Sie hat die japanische Teezeremonie, deren Wurzeln im Zen-Buddhismus liegen, verinnerlicht: Ursula Soko Kohli aus Aefligen.

Ihre Ausbildung zur Teemeisterin hat sie unter anderem an der berühmten  Urasenke-Schule in Kyoto absolviert.

Schale voller Spiritualität
«Je mehr man weiss, desto interessanter ist es», findet Ursula, die rund 100 Varianten der Zeremonie kennt. In der internationalen Teeschule Urasenke lernte sie in zahllosen Stunden die Kunst der japanischen Teezeremonie und lebte ein Jahr lang im Land der aufgehenden Sonne. Dennoch hat sie nicht ausgelernt: «Man ist nie am Ziel, höchsten ein Schrittchen weiter». Die Familie Sen, Gründer der Urasenke-Schule, geht nunmehr in 16. Generation direkt auf den grossen Teemeister Sen Rikyu (1521–1591) zurück, der die Essenz der Teezeremonie mit vier Prinzipien zusammengefasst hat: Wa (Harmonie), Kei (Respekt), Sei (Reinheit) und Jaku (Ruhe). Der Grossmeister in 15. Generation machte den Teeweg nach dem Zweiten Weltkrieg im Westen populärer, mit dem Grundgedanken «Friede durch eine Schale Tee.» In keiner anderen Kultur ist die Mystik des Tees so stark verankert wie in der japanischen, ungebrochen bis heute. «Der Tee macht einen bescheidenen Teil des Ganzen aus, nebst Architektur,  Süssigkeiten, Keramik, Stoff, Bambus, Geschichte, Philosophie, …», zählt Ursula auf, was das Ritual ausmacht. Für eine angeregte Plauderei, ein Kaffeekränzchen, ist der Teeraum der falsche Ort. «Es ist sublim und berührt den Menschen in seinem Innersten.»

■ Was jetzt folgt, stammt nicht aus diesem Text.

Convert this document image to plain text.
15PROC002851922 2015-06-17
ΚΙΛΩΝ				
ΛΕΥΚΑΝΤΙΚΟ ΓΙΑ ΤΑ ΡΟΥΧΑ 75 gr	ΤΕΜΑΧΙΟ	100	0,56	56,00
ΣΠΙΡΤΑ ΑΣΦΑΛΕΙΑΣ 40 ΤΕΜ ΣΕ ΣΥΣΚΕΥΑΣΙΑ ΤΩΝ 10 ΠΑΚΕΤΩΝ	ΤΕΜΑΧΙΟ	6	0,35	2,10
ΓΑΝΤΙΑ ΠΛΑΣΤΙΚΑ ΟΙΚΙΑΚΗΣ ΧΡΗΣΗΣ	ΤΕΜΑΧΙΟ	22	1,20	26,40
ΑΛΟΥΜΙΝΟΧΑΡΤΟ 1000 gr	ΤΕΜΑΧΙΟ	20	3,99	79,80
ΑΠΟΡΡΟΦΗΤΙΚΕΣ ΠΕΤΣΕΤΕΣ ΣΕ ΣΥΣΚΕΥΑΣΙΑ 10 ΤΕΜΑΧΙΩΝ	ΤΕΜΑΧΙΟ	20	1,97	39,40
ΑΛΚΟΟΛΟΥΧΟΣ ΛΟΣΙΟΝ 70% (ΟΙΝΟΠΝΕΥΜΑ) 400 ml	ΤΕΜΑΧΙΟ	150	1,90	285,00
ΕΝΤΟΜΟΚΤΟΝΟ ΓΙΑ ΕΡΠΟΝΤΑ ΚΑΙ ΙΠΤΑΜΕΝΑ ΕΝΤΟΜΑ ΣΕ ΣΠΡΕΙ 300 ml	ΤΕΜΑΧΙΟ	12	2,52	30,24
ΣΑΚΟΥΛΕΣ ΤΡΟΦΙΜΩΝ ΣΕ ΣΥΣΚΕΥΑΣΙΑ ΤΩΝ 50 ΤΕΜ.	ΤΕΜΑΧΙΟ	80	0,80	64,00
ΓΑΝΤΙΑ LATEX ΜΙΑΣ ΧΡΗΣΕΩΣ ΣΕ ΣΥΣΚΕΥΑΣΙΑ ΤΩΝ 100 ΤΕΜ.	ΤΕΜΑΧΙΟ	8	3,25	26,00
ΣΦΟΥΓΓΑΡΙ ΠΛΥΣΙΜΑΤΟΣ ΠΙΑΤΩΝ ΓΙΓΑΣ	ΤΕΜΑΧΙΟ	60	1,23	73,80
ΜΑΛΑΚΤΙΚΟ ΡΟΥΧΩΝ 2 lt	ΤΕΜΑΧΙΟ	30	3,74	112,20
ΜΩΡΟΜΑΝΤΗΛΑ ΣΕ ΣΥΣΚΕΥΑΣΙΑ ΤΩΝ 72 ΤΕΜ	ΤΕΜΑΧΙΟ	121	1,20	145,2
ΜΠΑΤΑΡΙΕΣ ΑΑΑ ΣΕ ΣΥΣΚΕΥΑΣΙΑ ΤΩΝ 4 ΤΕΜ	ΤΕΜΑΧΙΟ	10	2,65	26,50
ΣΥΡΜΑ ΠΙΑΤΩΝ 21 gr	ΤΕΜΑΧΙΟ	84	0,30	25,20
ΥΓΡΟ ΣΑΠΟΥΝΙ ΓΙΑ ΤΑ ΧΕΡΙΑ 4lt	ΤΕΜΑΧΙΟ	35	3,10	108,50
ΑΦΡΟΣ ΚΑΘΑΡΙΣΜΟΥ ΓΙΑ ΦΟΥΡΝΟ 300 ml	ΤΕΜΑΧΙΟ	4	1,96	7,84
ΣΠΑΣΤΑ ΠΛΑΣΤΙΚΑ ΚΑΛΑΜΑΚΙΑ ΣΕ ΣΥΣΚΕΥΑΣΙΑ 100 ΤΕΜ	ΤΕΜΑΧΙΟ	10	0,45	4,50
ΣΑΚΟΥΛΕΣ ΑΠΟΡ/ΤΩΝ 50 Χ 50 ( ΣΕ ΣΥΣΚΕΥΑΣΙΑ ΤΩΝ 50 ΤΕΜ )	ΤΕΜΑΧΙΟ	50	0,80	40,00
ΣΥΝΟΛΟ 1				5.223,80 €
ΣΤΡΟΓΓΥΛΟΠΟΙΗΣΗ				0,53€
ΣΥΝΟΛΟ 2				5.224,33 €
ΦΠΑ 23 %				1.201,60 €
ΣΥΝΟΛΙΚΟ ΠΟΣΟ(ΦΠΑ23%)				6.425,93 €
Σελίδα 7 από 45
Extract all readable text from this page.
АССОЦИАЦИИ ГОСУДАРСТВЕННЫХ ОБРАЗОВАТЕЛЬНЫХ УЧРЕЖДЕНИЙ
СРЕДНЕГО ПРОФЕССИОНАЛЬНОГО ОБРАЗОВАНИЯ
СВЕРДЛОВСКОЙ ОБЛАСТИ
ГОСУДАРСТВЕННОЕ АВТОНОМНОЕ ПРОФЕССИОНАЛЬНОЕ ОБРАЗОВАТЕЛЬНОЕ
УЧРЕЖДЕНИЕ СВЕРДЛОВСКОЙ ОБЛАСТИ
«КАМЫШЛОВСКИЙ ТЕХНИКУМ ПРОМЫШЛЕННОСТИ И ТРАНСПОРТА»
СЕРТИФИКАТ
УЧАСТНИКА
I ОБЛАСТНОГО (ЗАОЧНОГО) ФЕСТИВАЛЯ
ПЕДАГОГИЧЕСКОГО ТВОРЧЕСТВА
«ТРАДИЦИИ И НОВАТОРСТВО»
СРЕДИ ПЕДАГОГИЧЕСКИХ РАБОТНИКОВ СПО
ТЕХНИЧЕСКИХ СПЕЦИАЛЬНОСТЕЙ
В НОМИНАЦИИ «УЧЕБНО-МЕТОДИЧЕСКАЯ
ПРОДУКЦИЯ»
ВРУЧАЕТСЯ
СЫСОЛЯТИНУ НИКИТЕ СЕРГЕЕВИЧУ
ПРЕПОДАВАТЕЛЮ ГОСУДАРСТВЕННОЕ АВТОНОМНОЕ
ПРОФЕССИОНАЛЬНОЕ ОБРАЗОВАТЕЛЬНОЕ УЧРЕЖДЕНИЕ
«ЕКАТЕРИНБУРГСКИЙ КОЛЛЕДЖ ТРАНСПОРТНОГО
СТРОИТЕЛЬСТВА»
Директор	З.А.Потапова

Japanisches Kunsthandwerk aus Aefligen
Als Ursula Kohlis Leidenschaft für Tee aufbrühte, konnte sie die Requisiten schlichtweg nicht beschaffen. Online-Shops gab es noch keine und zu teuer waren sie ohnehin, da hätte sie geradezu eine «Sparsöili»-Farm benötigt. Handwerklich geschickt, fertigt Ursula seither Utensilien wie Bambuslöffel einfach selber an. Holz, Papier und Textilien sind die Werkstoffe, die unter ihren Handgriffen Formvollendung annehmen. Wenn sie nicht werkelt oder in der Teeschule unterrichtet, baut sie an ihrem eigenen, aufwändigen Teehaus weiter. Bis das fertig ist, wird noch viel Wasser die Emme hinab und in den Teekessel hinein fliessen.